The AI-powered system sequentially creates and aligns small submaps of the scene, which are then stitched together to reconstruct a full 3D map, estimating the robot’s position in real time.
Unlike many other approaches, their technique does not require calibrated cameras or an expert to tune complex system implementations. The simple nature of their approach, combined with the speed and quality of 3D reconstruction, will make it easy to scale up for real-world applications.
In addition to helping search-and-rescue robots navigate, this method could be used to create extended reality applications for wearable devices such as VR headsets or to enable industrial robots to quickly locate and move goods inside a warehouse.

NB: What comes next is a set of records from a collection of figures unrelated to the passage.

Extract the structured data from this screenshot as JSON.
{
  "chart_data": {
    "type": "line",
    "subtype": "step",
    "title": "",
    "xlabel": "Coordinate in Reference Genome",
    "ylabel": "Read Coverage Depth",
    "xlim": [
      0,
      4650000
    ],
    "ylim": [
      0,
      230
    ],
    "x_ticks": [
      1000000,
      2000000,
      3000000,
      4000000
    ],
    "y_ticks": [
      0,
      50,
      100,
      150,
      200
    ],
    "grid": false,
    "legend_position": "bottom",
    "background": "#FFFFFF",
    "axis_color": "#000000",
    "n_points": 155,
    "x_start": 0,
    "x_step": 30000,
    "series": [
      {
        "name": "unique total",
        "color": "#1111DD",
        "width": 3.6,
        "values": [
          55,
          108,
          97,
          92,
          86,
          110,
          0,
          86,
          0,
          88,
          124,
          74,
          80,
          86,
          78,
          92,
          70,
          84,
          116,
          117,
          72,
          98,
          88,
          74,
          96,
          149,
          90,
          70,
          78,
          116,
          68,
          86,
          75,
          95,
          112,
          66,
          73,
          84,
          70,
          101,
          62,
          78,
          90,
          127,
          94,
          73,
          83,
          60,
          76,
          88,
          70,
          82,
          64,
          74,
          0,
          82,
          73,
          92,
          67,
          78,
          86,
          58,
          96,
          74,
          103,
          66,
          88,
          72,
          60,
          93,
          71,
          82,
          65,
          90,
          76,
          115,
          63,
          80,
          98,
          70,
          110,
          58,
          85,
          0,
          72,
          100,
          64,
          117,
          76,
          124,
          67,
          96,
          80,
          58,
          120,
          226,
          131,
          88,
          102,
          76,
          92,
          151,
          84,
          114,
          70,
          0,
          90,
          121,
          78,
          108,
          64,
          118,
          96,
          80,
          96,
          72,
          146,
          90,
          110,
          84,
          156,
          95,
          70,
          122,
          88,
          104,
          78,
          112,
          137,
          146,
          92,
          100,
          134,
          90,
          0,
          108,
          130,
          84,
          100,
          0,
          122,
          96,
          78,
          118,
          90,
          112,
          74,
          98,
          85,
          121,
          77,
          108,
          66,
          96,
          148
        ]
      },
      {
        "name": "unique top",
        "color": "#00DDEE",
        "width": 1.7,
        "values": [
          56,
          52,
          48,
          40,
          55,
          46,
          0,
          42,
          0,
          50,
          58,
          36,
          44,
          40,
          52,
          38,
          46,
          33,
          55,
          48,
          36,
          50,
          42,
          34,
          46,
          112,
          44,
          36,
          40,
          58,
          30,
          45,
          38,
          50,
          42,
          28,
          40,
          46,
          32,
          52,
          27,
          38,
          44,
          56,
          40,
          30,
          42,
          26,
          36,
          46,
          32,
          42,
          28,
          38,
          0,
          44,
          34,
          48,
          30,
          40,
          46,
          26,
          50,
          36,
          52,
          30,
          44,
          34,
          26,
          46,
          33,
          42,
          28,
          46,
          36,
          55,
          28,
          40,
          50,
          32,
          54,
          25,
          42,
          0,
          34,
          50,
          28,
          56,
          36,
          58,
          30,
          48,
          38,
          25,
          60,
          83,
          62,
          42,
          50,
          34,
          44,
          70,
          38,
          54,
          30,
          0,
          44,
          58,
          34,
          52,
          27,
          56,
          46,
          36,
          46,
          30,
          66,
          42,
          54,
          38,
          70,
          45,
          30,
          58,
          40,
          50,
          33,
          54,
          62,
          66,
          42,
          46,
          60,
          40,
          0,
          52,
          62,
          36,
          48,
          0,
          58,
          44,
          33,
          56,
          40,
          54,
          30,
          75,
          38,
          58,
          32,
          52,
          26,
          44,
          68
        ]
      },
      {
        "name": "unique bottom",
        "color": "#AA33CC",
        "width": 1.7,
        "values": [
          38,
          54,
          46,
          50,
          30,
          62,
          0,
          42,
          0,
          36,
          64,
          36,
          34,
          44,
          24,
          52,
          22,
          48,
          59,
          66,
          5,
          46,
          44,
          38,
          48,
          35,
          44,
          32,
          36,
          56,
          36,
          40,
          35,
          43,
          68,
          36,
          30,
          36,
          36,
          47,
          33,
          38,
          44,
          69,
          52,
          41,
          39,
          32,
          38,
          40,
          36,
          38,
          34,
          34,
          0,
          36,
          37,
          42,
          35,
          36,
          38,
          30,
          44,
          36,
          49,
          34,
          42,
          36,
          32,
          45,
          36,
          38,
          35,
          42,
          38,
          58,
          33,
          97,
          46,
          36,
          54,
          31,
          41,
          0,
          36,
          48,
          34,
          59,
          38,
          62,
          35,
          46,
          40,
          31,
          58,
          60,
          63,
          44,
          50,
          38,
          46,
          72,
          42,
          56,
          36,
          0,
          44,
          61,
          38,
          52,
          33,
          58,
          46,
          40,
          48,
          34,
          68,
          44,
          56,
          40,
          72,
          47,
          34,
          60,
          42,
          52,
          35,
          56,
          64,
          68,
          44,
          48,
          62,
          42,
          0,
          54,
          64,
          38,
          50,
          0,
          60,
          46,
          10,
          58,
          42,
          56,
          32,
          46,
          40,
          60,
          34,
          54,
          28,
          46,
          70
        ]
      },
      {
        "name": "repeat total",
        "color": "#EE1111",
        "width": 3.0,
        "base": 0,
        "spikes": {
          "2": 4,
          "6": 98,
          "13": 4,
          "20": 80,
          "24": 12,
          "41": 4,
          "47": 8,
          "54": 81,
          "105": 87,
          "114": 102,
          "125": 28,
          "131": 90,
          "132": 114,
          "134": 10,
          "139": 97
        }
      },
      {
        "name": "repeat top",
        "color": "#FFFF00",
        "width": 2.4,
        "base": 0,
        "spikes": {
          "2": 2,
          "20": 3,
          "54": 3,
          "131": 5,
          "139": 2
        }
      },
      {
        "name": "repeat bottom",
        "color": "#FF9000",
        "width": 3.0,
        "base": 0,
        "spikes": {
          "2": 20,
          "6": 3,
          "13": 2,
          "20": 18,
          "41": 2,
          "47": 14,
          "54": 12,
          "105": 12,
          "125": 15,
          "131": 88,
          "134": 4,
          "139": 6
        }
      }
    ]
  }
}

“For robots to accomplish increasingly complex tasks, they need more complex map representations of the world around them. But at the same time, we don’t want to make it harder to implement these maps in practice. We’ve shown that it’s possible to generate an accurate 3D reconstruction in a matter of seconds with a tool that works out of the box,” says Dominic Maggio, an MIT graduate student and lead author of a paper on this method.
Maggio is joined by postdoc Heungtae Lim and senior author Luca Carlone, associate professor in MIT’s Department of Aeronautics and Astronautics (AeroAstro), principal investigator of the Laboratory for Information and Decision Systems (LIDS), and director of the MIT SPARC Laboratory. This research will be presented at the Conference on Neural Information Processing Systems.
mapping the solution
For years, researchers have been grappling with an essential element of robotic navigation called simultaneous localization and mapping (SLAM). In SLAM, a robot reconstructs a map of its environment while orienting itself within space.
Traditional optimization methods for this task fail in challenging scenes, or they require the robot’s onboard cameras to be calibrated in advance. To avoid these pitfalls, researchers train machine-learning models to learn this task from data.
Although they are easy to implement, even the best models can process only about 60 camera images at a time, making them impractical for applications where a robot needs to move rapidly through a diverse environment while processing thousands of images.
To solve this problem, MIT researchers designed a system that generates small sub-maps of the scene instead of the entire map. Their method “glues” these submaps together into an overall 3D reconstruction. The model is still processing only a few images at a time, but the system can reconstruct larger scenes much faster by combining smaller submaps together.
“It seemed like a very simple solution, but when I first tried it, I was surprised that it didn’t work that well,” says Maggio.
In search of an explanation, he scoured computer vision research papers from the 1980s and 1990s. Through this analysis, Maggio realized that errors in the way machine-learning models processed images made aligning submaps a more complex problem.
Traditional methods align submaps by applying rotation and translation until they line up. But these new models can introduce some ambiguity into the submaps, making them harder to align. For example, a 3D submap of one side of a room may contain walls that are slightly bent or extended. Simply rotating and translating these distorted submaps to align them does not work.
“We need to make sure that all the submaps are distorted in a consistent way so that we can align them well with each other,” explains Carlone.
more flexible approach
Borrowing ideas from classical computer vision, the researchers developed a more flexible, mathematical technique that can represent all distortions in these submaps. By applying mathematical transformations to each submap, this more flexible method can align them in a way that addresses ambiguity.
Based on the input images, the system outputs a 3D reconstruction of the scene and estimates of camera locations, which the robot will use to localize itself in space.
“Once Dominic had the intuition to bridge these two worlds – learning-based approaches and traditional optimization methods – implementation was fairly straightforward,” says Carlone. “With something this effective and simple, there is potential for many applications.
Without the need for specialized cameras or additional equipment to process the data, their system performs faster with lower reconstruction error than other methods. Researchers created near-real-time 3D reconstructions of complex scenes, such as the inside of the MIT Chapel, using only short videos captured on cell phones.
The average error in these 3D reconstructions was less than 5 centimeters.
In the future, the researchers want to make their method more reliable, especially for complex scenes and work towards applying it to real robots in challenging settings.
“Knowing about traditional geometry pays off. If you understand deeply what’s going on in the model, you can get better results and make things more scalable,” says Carlone.
This work is supported, in part, by the US National Science Foundation, the US Office of Naval Research, and the National Research Foundation of Korea. Carlone, who is currently on sabbatical as an Amazon Scholar, completed this work before joining Amazon.